Arrêt du 11 décembre 2023  
 
IIIe Cour de droit public  
 
Composition 
MM. et Mme les Juges fédéraux Parrino, Président, Stadelmann et Scherrer Reber. 
Greffier : M. Bleicker. 
 
Participants à la procédure 
Office de l'assurance-invalidité pour le canton de Vaud, 
avenue du Général-Guisan 8, 1800 Vevey, 
recourant, 
 
contre  
 
A.________, 
représenté par PROCAP, 
Service juridique pour personnes avec handicap, 
intimé. 
 
Objet 
Assurance-invalidité (révision), 
 
recours contre l'arrêt du Tribunal cantonal du canton de Vaud du 19 juin 2023 (AI 150/21 - 168/2023). 
 
 
Faits :  
 
A.  
 
A.a. A.________, né en 1972, est titulaire d'un certificat fédéral de capacité (CFC) d'employé de commerce. Il a subi un accident de la circulation routière le 28 septembre 1996. Le cas a été pris en charge par la Caisse nationale suisse d'assurance en cas d'accidents (CNA). Il a travaillé en dernier lieu comme collaborateur import/export à plein temps du 1 er avril 2011 au 30 avril 2018.  
En arrêt de travail depuis le 28 novembre 2016, il a déposé une première demande de prestations de l'assurance-invalidité le 7 mars 2017. L'Office de l'assurance-invalidité pour le canton de Vaud (ci-après: l'office AI) a versé à son dossier l'avis des docteurs B.________, spécialiste en médecine interne générale (du 30 mars 2017), et C.________, spécialiste en psychiatrie et psychothérapie (notamment du 6 juin 2017). Il a ensuite mis en place une mesure d'intervention précoce de l'assurance-invalidité sous la forme d'un "job coaching" du 31 octobre 2017 au 30 septembre 2018 (rapport du 11 octobre 2018) et a pris en charge une allocation d'initiation au travail (du 1 er octobre 2018 au 31 mars 2019). L'assuré a travaillé - il convient de compléter sur ce point l'arrêt cantonal (art. 105 al. 2 LTF) - à 100 % comme "logistic coordinator" du 24 mai au 30 juin 2018, à 80 % du 2 juillet au 30 septembre 2018 et à 70 % du 1 er octobre 2018 au 31 mars 2019. Le 1 er mai 2019, il a débuté une activité de responsable transport et vente à 40 % auprès de D.________ SA (puis à 50 % dès le 1 er novembre 2019). Par décision du 18 septembre 2019, l'office AI a octroyé à l'assuré une demi-rente d'invalidité du 1 er novembre 2017 au 30 septembre 2018.  
 
A.b.
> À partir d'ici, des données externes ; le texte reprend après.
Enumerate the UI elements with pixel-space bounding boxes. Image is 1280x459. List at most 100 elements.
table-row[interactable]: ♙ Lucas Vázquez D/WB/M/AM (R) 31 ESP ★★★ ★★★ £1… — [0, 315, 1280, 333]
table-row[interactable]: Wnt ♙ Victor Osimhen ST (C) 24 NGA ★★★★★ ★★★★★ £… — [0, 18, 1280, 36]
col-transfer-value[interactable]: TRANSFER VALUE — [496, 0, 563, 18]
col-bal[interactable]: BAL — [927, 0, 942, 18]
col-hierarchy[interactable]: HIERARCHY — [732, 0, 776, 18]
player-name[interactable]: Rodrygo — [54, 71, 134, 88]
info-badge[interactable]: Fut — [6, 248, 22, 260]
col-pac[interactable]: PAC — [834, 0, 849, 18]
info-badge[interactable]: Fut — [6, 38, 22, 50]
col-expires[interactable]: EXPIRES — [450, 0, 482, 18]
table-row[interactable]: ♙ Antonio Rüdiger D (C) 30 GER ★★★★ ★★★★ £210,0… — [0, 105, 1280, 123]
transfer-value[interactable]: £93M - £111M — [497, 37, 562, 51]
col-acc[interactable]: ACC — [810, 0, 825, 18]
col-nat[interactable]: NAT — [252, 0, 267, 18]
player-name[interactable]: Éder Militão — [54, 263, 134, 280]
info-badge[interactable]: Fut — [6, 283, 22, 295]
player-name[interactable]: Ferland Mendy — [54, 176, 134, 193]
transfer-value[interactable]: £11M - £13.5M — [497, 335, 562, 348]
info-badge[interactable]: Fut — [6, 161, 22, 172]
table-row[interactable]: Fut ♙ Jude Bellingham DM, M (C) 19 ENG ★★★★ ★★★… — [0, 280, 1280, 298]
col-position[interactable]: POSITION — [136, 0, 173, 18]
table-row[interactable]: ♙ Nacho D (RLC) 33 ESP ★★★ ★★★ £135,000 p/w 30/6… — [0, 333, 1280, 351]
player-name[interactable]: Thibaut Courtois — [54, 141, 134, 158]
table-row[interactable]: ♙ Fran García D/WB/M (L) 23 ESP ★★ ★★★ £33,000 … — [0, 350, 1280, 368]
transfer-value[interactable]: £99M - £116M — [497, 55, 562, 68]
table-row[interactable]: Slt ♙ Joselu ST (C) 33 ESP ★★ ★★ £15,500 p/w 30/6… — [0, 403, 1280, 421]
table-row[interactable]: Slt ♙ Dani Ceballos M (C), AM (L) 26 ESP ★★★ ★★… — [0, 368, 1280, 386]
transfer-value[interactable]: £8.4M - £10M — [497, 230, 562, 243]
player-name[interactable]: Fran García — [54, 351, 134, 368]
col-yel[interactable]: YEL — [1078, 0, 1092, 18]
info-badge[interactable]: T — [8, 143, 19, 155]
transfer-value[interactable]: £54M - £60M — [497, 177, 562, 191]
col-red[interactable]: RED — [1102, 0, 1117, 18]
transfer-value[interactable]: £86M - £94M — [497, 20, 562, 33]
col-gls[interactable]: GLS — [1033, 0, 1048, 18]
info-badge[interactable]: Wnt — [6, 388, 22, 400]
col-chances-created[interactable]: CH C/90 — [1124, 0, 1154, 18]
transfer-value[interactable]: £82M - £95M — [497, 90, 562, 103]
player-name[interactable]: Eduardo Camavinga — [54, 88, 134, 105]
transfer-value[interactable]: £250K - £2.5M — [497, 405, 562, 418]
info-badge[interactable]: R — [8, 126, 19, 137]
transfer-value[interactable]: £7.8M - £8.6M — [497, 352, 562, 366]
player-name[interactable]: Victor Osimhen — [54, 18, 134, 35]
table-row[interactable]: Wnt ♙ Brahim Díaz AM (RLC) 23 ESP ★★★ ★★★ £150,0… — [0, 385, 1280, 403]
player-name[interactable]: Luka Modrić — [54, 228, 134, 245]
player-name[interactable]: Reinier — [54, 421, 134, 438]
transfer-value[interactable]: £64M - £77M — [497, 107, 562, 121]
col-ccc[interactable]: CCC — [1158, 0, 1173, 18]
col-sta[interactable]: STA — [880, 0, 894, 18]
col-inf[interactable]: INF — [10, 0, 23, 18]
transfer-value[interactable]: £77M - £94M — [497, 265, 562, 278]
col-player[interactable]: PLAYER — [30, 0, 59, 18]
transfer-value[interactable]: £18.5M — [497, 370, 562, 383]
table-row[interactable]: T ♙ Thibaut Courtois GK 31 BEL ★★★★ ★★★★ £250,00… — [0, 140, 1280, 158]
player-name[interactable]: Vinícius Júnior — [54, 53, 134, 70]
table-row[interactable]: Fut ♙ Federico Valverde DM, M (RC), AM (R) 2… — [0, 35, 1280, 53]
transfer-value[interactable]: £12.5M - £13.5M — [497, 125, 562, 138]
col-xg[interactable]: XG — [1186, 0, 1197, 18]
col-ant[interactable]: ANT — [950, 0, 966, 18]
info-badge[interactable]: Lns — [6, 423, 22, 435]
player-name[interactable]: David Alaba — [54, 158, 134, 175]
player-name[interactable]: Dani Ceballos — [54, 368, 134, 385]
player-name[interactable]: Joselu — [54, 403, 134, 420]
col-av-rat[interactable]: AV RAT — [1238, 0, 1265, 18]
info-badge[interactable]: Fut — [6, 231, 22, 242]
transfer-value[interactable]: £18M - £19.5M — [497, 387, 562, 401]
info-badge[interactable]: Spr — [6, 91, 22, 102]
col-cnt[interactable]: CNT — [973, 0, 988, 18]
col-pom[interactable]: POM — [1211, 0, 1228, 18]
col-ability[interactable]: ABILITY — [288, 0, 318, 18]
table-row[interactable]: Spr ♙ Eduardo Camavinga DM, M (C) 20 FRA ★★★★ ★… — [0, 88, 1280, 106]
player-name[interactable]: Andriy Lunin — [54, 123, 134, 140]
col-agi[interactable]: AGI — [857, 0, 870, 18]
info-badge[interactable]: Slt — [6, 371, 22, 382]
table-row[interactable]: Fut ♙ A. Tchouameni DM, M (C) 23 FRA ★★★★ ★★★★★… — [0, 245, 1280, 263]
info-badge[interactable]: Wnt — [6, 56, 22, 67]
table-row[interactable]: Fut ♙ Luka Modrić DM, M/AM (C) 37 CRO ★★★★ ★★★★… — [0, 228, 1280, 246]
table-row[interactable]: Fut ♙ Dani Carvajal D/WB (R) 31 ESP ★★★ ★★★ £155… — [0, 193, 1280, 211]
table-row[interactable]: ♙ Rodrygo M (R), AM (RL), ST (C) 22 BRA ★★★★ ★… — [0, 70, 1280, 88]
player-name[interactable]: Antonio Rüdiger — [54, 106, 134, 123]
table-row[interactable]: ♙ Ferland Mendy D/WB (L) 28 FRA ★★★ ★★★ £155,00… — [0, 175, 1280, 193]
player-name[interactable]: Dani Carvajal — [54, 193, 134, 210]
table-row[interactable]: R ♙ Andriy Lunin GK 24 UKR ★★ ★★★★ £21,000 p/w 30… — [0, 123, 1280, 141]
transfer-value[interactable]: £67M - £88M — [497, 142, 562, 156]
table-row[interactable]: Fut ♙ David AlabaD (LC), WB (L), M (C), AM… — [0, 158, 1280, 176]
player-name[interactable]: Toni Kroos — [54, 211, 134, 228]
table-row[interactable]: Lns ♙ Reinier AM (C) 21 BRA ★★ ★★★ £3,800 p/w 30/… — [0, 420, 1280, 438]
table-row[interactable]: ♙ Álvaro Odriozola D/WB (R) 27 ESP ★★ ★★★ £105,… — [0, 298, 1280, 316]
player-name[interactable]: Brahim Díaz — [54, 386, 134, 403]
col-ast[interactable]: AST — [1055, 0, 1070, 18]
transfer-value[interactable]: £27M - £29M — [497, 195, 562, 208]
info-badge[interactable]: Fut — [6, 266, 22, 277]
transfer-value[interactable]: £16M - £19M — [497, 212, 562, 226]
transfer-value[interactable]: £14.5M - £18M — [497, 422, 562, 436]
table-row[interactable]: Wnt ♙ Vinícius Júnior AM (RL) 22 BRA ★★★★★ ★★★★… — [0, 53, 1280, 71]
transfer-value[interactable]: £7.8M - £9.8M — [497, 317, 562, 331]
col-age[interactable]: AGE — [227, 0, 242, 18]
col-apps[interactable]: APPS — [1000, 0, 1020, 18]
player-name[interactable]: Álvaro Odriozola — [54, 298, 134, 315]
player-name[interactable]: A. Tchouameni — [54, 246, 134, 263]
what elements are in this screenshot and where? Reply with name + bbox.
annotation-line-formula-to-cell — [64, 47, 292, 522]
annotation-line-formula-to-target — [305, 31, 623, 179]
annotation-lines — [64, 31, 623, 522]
Le 13 février 2020, A.________ a fait valoir une dégradation de son état de santé, indiquant qu'il ne pouvait pas assumer un taux d'activité supérieur à celui de 50 %. L'office AI a versé à son dossier l'avis du docteur E.________, spécialiste en psychiatrie et psychothérapie (des 30 janvier 2020, 16 avril 2020, 2 septembre 2020 et 11 décembre 2020). Puis, en se fondant sur l'avis du docteur F.________, médecin auprès de son Service médical régional (SMR; du 17 février 2021), il a rejeté la demande du 13 février 2020 (décision du 4 mars 2021).  
 
B.  
L'assuré a déféré la décision du 4 mars 2021 à la Cour des assurances sociales du Tribunal cantonal du canton de Vaud et produit un avis des docteurs G.________, spécialiste en neurologie (du 8 novembre 2021) et E.________ (du 16 mars 2022). La cour cantonale a mis en oeuvre une expertise judiciaire. Dans un rapport du 9 janvier 2023, la doctoresse H.________, spécialiste en psychiatrie et psychothérapie, a diagnostiqué - avec répercussion sur la capacité de travail - un état de stress post-traumatique, une modification durable de la personnalité après une expérience de catastrophe, un syndrome post-commotionnel, un trouble dépressif récurrent, épisode actuel moyen avec syndrome somatique, et un status post traumatisme craniocérébral survenu lors d'un accident de la circulation routière le 28 septembre 1996. Selon l'experte, l'assuré présentait une capacité de travail de 50 % depuis début 2016 et de 30 % "actuellement", moyennant des conditions adaptées à ses limitations fonctionnelles (home office, travail à son rythme, sans trop de stimulations). L'office AI a déposé les observations du médecin de son SMR (du 27 janvier 2023). Statuant le 19 juin 2023, la cour cantonale a admis le recours et réformé la décision du 4 mars 2021 en ce sens que l'assuré est mis au bénéfice d'une demi-rente de l'assurance-invalidité à compter du 1er août 2020. Elle a pour le surplus renvoyé la cause à l'office AI afin qu'il procède conformément aux considérants du présent arrêt et mis les frais de l'expertise judiciaire à la charge de l'office AI. 
 
C.  
L'office AI forme un recours en matière de droit public contre cet arrêt dont il demande l'annulation. Il conclut à la confirmation de la décision du 4 mars 2021. Le recours est assorti d'une requête d'effet suspensif. 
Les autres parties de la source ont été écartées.